Leigh has won several prizes at major European film festivals. Most notably he won the Best Director award at Cannes for Naked in 1993 and the Palme d\\\'Or in 1996 for Secrets & Lies. He won the Leone d\\\'Oro for the best film at the International Venice Film Festival in 2004 with Vera Drake. He has been nominated for the Academy Award five times, twice each for Secrets & Lies and Vera Drake (Best Original Screenplay and Best Directing) and once for Topsy-Turvy (Best Original Screenplay only).


Leigh has used a pool of actors regularly over the years, including Alison Steadman, Timothy Spall, Lesley Manville, Ruth Sheen, Marion Bailey, Phil Davis, Jim Broadbent, Peter Wight, Sally Hawkins, Eddie Marsan, Claire Skinner, and the late Katrin Cartlidge.

Personal life
In September 1973 he married Alison Steadman; they have two sons. Steadman appeared in seven of his films and several of his plays, including Wholesome Glory and Abigail\\\'s Party. They divorced in 2001. He lives in Central London, near the British Museum.

Style
Leigh uses lengthy improvisations developed over a period of weeks to build characters and storylines for his films. He starts with some sketch ideas of how he thinks things might develop, but does not reveal all his intentions with the cast who discover their fate and act out their responses as their destinies are gradually revealed. http://celebrity.psyphil.com/kannada-actress-hot-profile-kannada-heroines-profile/Initial preparation is in private with the director and then the actors are introduced to each other in the order that their characters would have met in their lives. Intimate moments are explored that will not even be referred to in the final film to build insight and understanding of history, character and inner motivation.

The critical scenes in the eventual story are performed and recorded in full-costumed, real-time improvisations where the actors encounter for the first time new characters, events or information which may dramatically affect their characters\\\' lives. Final filming is more traditional as definite sense of story, action and dialogue is then in place. The director reminds the cast of material from the improvisations that he hopes to capture on film.

In an interview with Laura Miller, "Listening to the World: An Interview With Mike Leigh," published on salon.com, Leigh states, "I make very stylistic films indeed, but style doesn\\\'t become a substitute for truth and reality.
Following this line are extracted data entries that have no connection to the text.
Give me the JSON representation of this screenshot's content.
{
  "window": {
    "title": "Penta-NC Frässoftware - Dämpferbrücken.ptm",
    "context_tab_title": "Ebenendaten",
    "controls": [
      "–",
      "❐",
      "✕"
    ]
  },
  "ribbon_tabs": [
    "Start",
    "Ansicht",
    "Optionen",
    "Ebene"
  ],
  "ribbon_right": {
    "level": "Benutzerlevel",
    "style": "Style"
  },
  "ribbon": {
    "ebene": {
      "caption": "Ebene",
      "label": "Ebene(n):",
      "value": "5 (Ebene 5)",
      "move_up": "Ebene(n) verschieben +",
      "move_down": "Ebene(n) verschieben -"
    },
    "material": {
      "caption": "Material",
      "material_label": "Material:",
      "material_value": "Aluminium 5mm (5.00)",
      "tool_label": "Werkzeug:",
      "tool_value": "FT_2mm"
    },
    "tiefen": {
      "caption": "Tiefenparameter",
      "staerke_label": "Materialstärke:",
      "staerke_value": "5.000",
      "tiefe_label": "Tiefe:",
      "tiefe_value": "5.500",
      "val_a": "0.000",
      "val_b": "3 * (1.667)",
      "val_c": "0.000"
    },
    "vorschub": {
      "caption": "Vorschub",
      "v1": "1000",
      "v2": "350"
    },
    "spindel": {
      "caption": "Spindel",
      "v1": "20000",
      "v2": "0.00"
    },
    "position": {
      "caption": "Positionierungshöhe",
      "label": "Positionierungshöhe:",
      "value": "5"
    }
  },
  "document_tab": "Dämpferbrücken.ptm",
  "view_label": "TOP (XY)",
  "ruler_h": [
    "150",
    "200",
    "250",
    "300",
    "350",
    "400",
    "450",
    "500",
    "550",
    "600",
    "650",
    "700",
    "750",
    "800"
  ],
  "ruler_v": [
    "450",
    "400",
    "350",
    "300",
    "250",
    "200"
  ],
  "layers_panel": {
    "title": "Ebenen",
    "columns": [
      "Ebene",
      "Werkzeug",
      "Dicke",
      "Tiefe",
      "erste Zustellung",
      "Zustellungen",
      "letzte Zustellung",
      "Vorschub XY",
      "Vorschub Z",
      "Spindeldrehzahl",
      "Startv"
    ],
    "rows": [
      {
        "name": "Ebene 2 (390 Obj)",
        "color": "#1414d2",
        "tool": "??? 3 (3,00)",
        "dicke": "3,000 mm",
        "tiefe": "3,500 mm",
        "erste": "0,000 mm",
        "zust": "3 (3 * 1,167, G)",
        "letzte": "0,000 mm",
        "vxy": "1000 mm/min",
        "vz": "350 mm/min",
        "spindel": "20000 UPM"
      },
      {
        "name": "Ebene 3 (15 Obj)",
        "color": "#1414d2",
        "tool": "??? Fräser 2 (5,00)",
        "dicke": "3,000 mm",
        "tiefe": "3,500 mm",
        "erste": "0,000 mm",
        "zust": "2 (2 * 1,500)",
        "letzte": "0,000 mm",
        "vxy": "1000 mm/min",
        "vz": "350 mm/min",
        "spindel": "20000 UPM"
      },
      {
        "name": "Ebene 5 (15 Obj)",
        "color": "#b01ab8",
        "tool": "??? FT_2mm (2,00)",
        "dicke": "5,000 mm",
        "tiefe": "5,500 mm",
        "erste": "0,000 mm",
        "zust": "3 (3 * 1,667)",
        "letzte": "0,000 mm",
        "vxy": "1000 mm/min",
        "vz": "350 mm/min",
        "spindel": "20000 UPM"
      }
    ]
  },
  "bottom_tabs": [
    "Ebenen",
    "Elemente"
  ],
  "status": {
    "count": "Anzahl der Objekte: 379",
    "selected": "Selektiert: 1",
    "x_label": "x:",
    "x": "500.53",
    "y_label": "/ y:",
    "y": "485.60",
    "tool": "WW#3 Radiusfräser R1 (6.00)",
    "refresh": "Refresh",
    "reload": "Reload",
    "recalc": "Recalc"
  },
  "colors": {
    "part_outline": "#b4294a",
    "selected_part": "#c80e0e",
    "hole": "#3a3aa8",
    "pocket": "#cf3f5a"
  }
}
It\\\'s an integral, organic part of the whole thing." Leigh\\\'s vision is to depict ordinary life, "real life," unfolding under extenuating circumstances. He makes courageous decisions to document reality. He speaks about the criticism Naked received: "The criticism comes from the kind of quarters where "political correctness" in its worst manifestation is rife. It\\\'s this kind of naive notion of how we should be in an unrealistic and altogether unhealthily over-wholesome way".